When did you start working in the gaming industry?
Phew, I actually have to look up the date on LinkedIn... I started as an intern at Little Chicken Game Company in Amsterdam in 2013.
What brought you to Klang?
SEED, of course! After leaving my previous company Wooga and travelling for a while, I was not sure what I wanted to do next. Klang caught my interest with SEED with its ambition and I joined quite quickly.
Tell us about your role at Klang.
I’m a game engineer on the AI team. Which means I’m having a nice balance between working on longer term AI systems and more gameplay related features.
What are you currently working on? Are there any specific goals, challenges, learning processes or results?
Right *now* I’m working on migrating all of our AI content to a new format, it’s not always flashy features… The past months but also still the coming time there’s a lot of work on combat. It’s been quite a challenge to fit all this in our current systems and not let our servers burn. Our game is quite slow paced overall, but then there’s all of a sudden a huge battle! From a technical/performance perspective that’s tricky.

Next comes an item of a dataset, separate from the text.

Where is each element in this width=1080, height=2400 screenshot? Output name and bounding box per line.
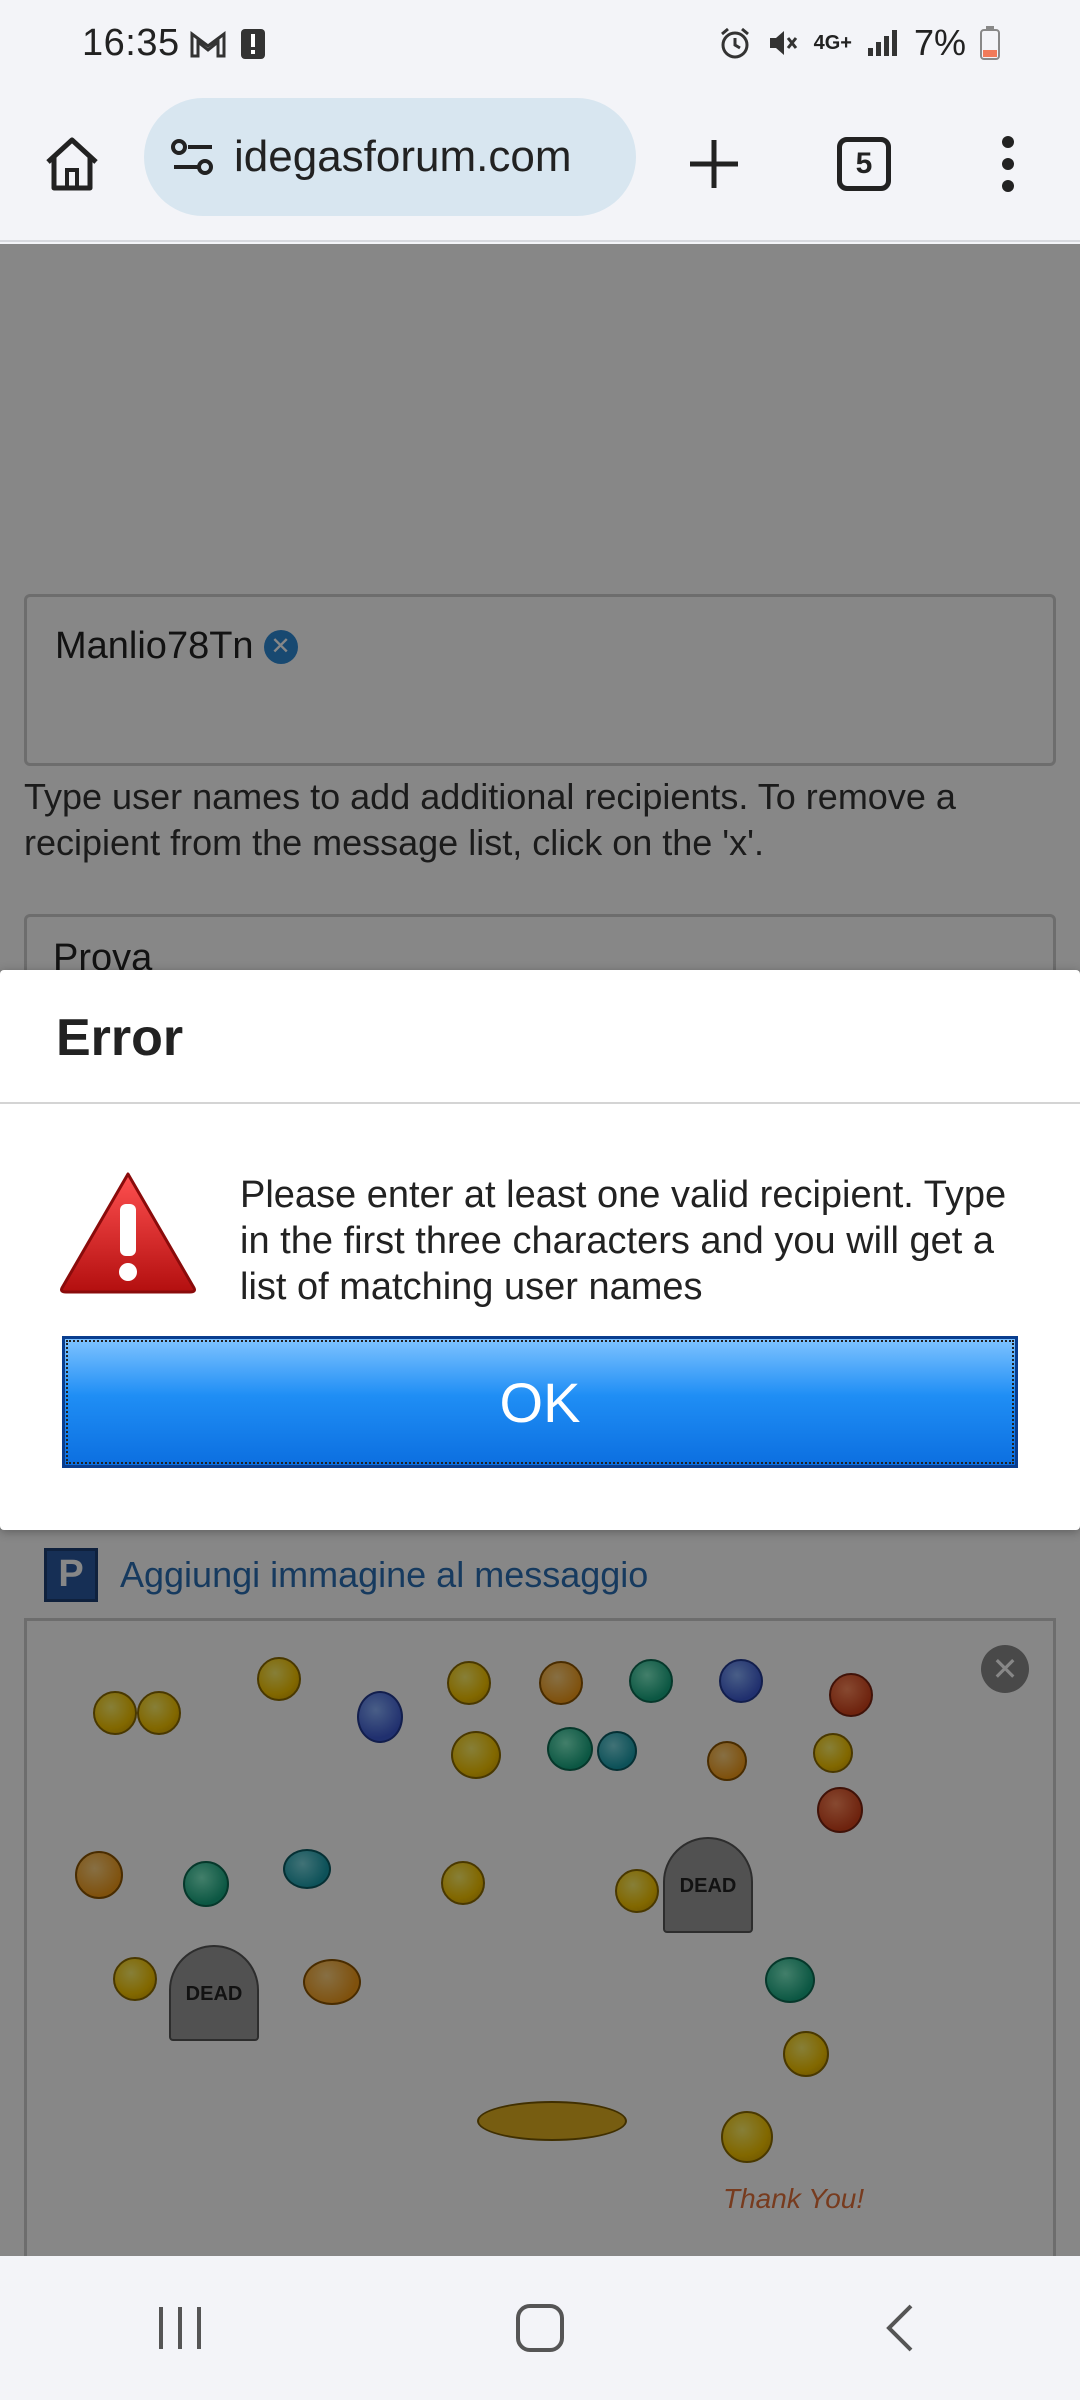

What´s to be expected by Pioneers?
I expect (ok, hope for) a nice well-rounded experience where people will collaborate in all sorts of ways to keep their colony running and expanding. It’s going to be so interesting to see how groups will manage their colonies with their Seedlings!

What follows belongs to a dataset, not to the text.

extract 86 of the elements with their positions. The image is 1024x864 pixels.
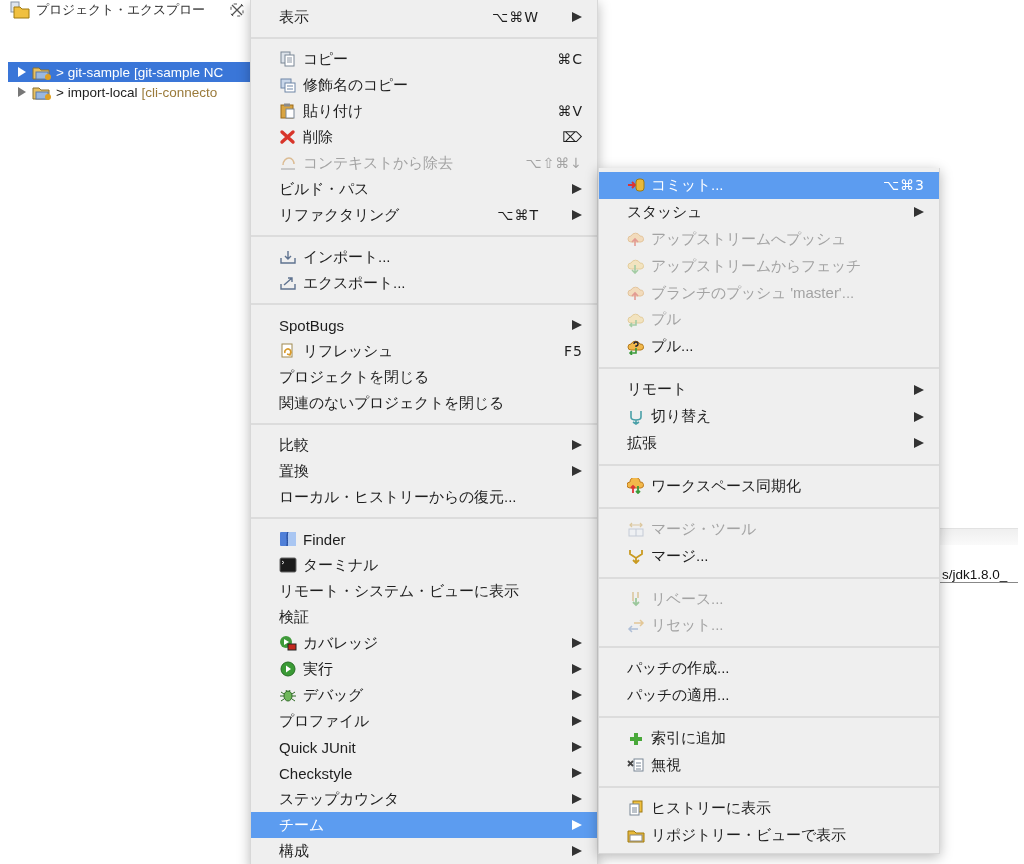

What AI driven activities in SEED are you most fascinated about?
I guess it’s a part we haven’t done much feature work on yet but have plenty of ideas and inspiration for, which is relationships. It’s going to be so interesting to see Seedlings form relationships with each other for better or worse, and you as a player have to manage that somehow, also in communication with other players.
AI or not, what else do you enjoy exploring most in SEED, at the current state of the game?
I loved our combat playtests in which we had to get a simple economy going and fend of creatures. Was so intense!
What was Breakthrough Week? What did you focus on, what did you learn?
I created a “Ping wheel system”. They’re at least common in MOBA’s and shooters. You can place (temporary) markers on the world to communicate danger, resources or anything you like. When we did playtests with combat it was obvious how needed this was, it was a lot of yelling in the office trying to give directions (Creatures coming from the right! - Which right??).
In what way is SEED different from any other projects you worked on before?
It’s a lot more simulation-heavy than I’m used to. Previous games I worked on were easier to validate, for SEED this is a lot more tricky as a lot of the value comes from the emergent gameplay that will depend on the people playing SEED.
Did you ever give any talks yourself?
Publicly barely, I did a talk at Unite a couple years ago which is on YouTube. That was fun!
What´s your preferred source to deepen your knowledge?
Doing side-projects. I quickly get absorbed into something and will have to figure out everything, which means a lot of trying out and online research.
Could you tell us about one of your side-projects?
Hmm.. Over the past year I had a bunch of different things. I was prototyping a game in which you were a penguin having to throw other penguins off an iceberg. That led me into many months creating my own Navigation Mesh generation and pathfinding sub-project which I didn’t release yet. Some of the other things I did are on my GitHub, but there’s so many half-finished things..
What was your first project in Game AI?
I guess about 8 years ago, we made a game at university where we created a Navigation Mesh and Influence Map to do the pathfinding for AI enemies with Splatoon-like gameplay. It’s funny I work with these subjects on SEED a lot as well!
What could be a potential limitation or risk of Game AI implementation? Have you experienced any (as a Unity Engineer)?
Let’s see.. There’s this constant balance (which doesn’t apply to just Game AI) between working on more future proof/longer term systems and shorter term/validation of gameplay. It’s easy to go off balance in the first direction, creating systems that support cases that we’ll never have with unneeded complexity. But the other side is just as bad, having a patchwork of small hacky systems that are limited in what they can do and don’t work well together.
Can you describe SEED in five words?
Collaborative, Experimental, Endless, Explorative, Imaginative.
How do you see the world you experience in the game related to your own daily life?
I hope that SEED can become a place where people can try out different (political) structures and hierarchies. Most dreaming me would hope for people to have SEED as a way of iterating on this!